For the purposes of our analysis, let’s divide up our greenspace data
into quartiles. We will do this using the mutate() function
combined with the ntile() function. Then we will take a
glimpse at our new dataset.
ndvi_cancer_nomiss <- ndvi_cancer_nomiss %>%
mutate(ndvi_quartile = ntile(NDVI_BayArea, 4))
glimpse(ndvi_cancer_nomiss)
## Rows: 312
## Columns: 8
## $ time <dbl> 7.0125318, 0.9644371, 15.0007229, 2.9063815, 16.7471545,…
## $ event <dbl> 0, 1, 0, 0, 1, 1, 1, 1, 1, 0, 0, 0, 1, 0, 0, 0, 1, 1, 1,…
## $ AGE <int> 46, 69, 45, 78, 72, 73, 77, 72, 46, 61, 79, 54, 78, 60, …
## $ INS <fct> Mcr, Unk, Mcd, Mcr, Mng, Mcr, Mng, Mcr, Oth, Uni, Mcr, U…
## $ geometry <POINT [°]> POINT (-122.2031 38.09592), POINT (-122.416 37.767…
## $ ID <dbl> 13, 42, 48, 49, 64, 74, 100, 124, 141, 173, 178, 219, 22…
## $ NDVI_BayArea <dbl> 0.24834478, 0.03120242, 0.21596712, 0.09975440, 0.512055…
## $ ndvi_quartile <int> 3, 1, 2, 1, 4, 1, 3, 1, 4, 1, 1, 3, 3, 1, 3, 3, 1, 3, 4,…
OK that looks good. We have created a new variable ndvi_quartile that tells us what quartile of greenspace a participant lives in. Let’s do a two by two table of greenspace quartiles by event, which is whether a participant died over followup.
## Create a contingency table of event by walk_quartile
tab <- table(ndvi_cancer_nomiss$ndvi_quartile, ndvi_cancer_nomiss$event)
tab
##
## 0 1
## 1 36 42
## 2 37 41
## 3 32 46
## 4 31 47
Hmmm, that’s interesting, but let’s look at this by percentages instead.
## Convert to percentages by column
tab_col_perc <- prop.table(tab, margin = 2) * 100
round(tab_col_perc, 1)
##
## 0 1
## 1 26.5 23.9
## 2 27.2 23.3
## 3 23.5 26.1
## 4 22.8 26.7
Do you think the percentages are different by quartile of greenspace?

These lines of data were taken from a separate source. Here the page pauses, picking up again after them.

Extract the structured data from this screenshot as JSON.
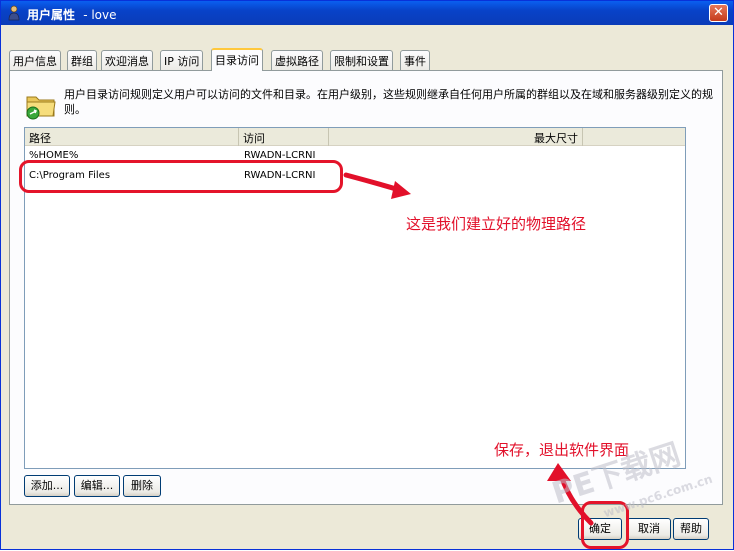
{
  "window": {
    "title": "用户属性",
    "subtitle": "- love",
    "close_glyph": "✕"
  },
  "tabs": [
    {
      "label": "用户信息"
    },
    {
      "label": "群组"
    },
    {
      "label": "欢迎消息"
    },
    {
      "label": "IP 访问"
    },
    {
      "label": "目录访问"
    },
    {
      "label": "虚拟路径"
    },
    {
      "label": "限制和设置"
    },
    {
      "label": "事件"
    }
  ],
  "active_tab": 4,
  "directory_access": {
    "description": "用户目录访问规则定义用户可以访问的文件和目录。在用户级别，这些规则继承自任何用户所属的群组以及在域和服务器级别定义的规则。",
    "columns": {
      "path": "路径",
      "access": "访问",
      "max_size": "最大尺寸"
    },
    "rows": [
      {
        "path": "%HOME%",
        "access": "RWADN-LCRNI",
        "max_size": ""
      },
      {
        "path": "C:\\Program Files",
        "access": "RWADN-LCRNI",
        "max_size": ""
      }
    ],
    "buttons": {
      "add": "添加...",
      "edit": "编辑...",
      "delete": "删除"
    }
  },
  "dialog_buttons": {
    "ok": "确定",
    "cancel": "取消",
    "help": "帮助"
  },
  "annotations": {
    "path_note": "这是我们建立好的物理路径",
    "save_note": "保存，退出软件界面"
  },
  "watermark": {
    "main": "PE下载网",
    "sub": "www.pc6.com.cn"
  },
  "colors": {
    "annotation": "#e2102a",
    "titlebar": "#0842c8",
    "tab_active_accent": "#ffc83c"
  }
}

We can run a chi-squared test to be sure. This is a statistical test to
see whether there is a difference in the probability of event,
or whether a participant died over follow-up, by the quartiles of
greenspace We do this with the chisq.test() function.
## Chi-squared test
chisq.test(tab)
##
## Pearson's Chi-squared test
##
## data: tab
## X-squared = 1.3556, df = 3, p-value = 0.716
OK, how do we interpret this? Our null hypothesis is that there is no association between mortality at end of follow-up and increasing quartile of greenspace. Our alternative hypothesis is that there is an association between mortality at end of follow-up and increasing quartile of greenspace. We use a two-sided chi-squared test with alpha=0.05. Assuming no sources of bias and that the null hypothesis is true, the probability of observing increases in mortality at end of follow-up with increasing quartiles of greenspace as or more extreme as those produced in these data is 0.716. Since p>0.05, we fail to reject the null hypothesis and conclude that greenspace is not associated with mortality at end of follow-up (under the assumptions stated above). In other words, we don’t see a relationship between greenspace exposure and our outcome (dying over followup).